TensorFlow 2.5.0 slithers in with support for Python 3.9

TensorFlow 2.5.0 slithers in with support for Python 3.9

The TensorFlow team has released v2.5.0 of the open source software framework for machine learning, delivering a number of improvements along with the usual bug fixes.

Among the changes is the addition of support for Python 3.9, the most recent major release of the programming language. According to TensorFlow’s page on GitHub, it still supports Python 3.6, 3.7 and 3.8.

In this release, the tf.data service has been updated to support strict round-robin reads. This is useful for synchronous training workloads, where example sizes vary. This means developers can now guarantee consumers get similar-sized examples in the same step.

Also, tf.data input pipelines can now be executed in debug mode, which disables any asynchrony, parallelism, or non-determinism. It also forces Python execution rather than trace-compiled graph execution of user-defined functions.

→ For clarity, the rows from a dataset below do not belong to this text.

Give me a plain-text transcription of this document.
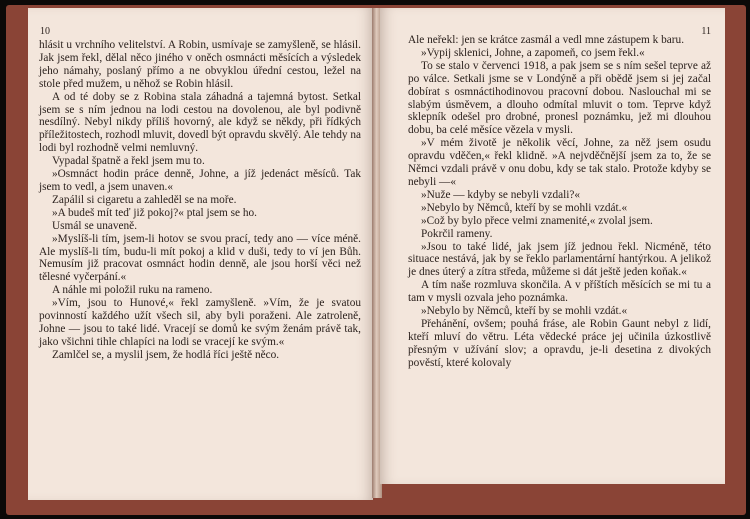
10

hlásit u vrchního velitelství. A Robin, usmívaje se zamyšleně, se hlásil. Jak jsem řekl, dělal něco jiného v oněch osmnácti měsících a výsledek jeho námahy, poslaný přímo a ne obvyklou úřední cestou, ležel na stole před mužem, u něhož se Robin hlásil.

A od té doby se z Robina stala záhadná a tajemná bytost. Setkal jsem se s ním jednou na lodi cestou na dovolenou, ale byl podivně nesdílný. Nebyl nikdy příliš hovorný, ale když se někdy, při řídkých příležitostech, rozhodl mluvit, dovedl být opravdu skvělý. Ale tehdy na lodi byl rozhodně velmi nemluvný.

Vypadal špatně a řekl jsem mu to.

»Osmnáct hodin práce denně, Johne, a jíž jedenáct měsíců. Tak jsem to vedl, a jsem unaven.«

Zapálil si cigaretu a zahleděl se na moře.

»A budeš mít teď již pokoj?« ptal jsem se ho.

Usmál se unaveně.

»Myslíš-li tím, jsem-li hotov se svou prací, tedy ano — více méně. Ale myslíš-li tím, budu-li mít pokoj a klid v duši, tedy to ví jen Bůh. Nemusím již pracovat osmnáct hodin denně, ale jsou horší věci než tělesné vyčerpání.«

A náhle mi položil ruku na rameno.

»Vím, jsou to Hunové,« řekl zamyšleně. »Vím, že je svatou povinností každého užít všech sil, aby byli poraženi. Ale zatroleně, Johne — jsou to také lidé. Vracejí se domů ke svým ženám právě tak, jako všichni tihle chlapíci na lodi se vracejí ke svým.«

Zamlčel se, a myslil jsem, že hodlá říci ještě něco.

11

Ale neřekl: jen se krátce zasmál a vedl mne zástupem k baru.

»Vypij sklenici, Johne, a zapomeň, co jsem řekl.«

To se stalo v červenci 1918, a pak jsem se s ním sešel teprve až po válce. Setkali jsme se v Londýně a při obědě jsem si jej začal dobírat s osmnáctihodinovou pracovní dobou. Naslouchal mi se slabým úsměvem, a dlouho odmítal mluvit o tom. Teprve když sklepník odešel pro drobné, pronesl poznámku, jež mi dlouhou dobu, ba celé měsíce vězela v mysli.

»V mém životě je několik věcí, Johne, za něž jsem osudu opravdu vděčen,« řekl klidně. »A nejvděčnější jsem za to, že se Němci vzdali právě v onu dobu, kdy se tak stalo. Protože kdyby se nebyli —«

»Nuže — kdyby se nebyli vzdali?«

»Nebylo by Němců, kteří by se mohli vzdát.«

»Což by bylo přece velmi znamenité,« zvolal jsem.

Pokrčil rameny.

»Jsou to také lidé, jak jsem jíž jednou řekl. Nicméně, této situace nestává, jak by se řeklo parlamentární hantýrkou. A jelikož je dnes úterý a zítra středa, můžeme si dát ještě jeden koňak.«

A tím naše rozmluva skončila. A v příštích měsících se mi tu a tam v mysli ozvala jeho poznámka.

»Nebylo by Němců, kteří by se mohli vzdát.«

Přehánění, ovšem; pouhá fráse, ale Robin Gaunt nebyl z lidí, kteří mluví do větru. Léta vědecké práce jej učinila úzkostlivě přesným v užívání slov; a opravdu, je-li desetina z divokých pověstí, které kolovaly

In tf.lite, the new MLIR-based quantization backend is now enabled by default. MLIR, or Multi-Level Intermediate Representation, defines a common intermediate representation (IR) for machine learning models. This new backend is for 8-bit full integer post-training quantisation, removing redundant rescales and fixing some bugs.

In this release, third-party devices can now connect to TensorFlow as plug-ins through StreamExecutor C API and PluggableDevice interface. PluggableDevice also adds custom ops and kernels through kernel and op registration C API.

This release also adds CPU performance optimisations from the Intel-optimised TensorFlow build into the official x86-64 Linux and Windows builds. These are turned off by default and must be enabled by setting an environment variable. However, the team does not currently recommend using them in GPU systems, as this use case has not been sufficiently tested.

One important breaking change in TensorFlow 2.5.0 is that the TF_CPP_MIN_VLOG_LEVEL environment variable has been renamed to TF_CPP_MAX_VLOG_LEVEL, to more correctly describe its effect.

Meanwhile, a host of bug fixes and other changes have been made to various modules including tf.keras, tf.data, tf.distribute and tf.lite. See the release notes for further details.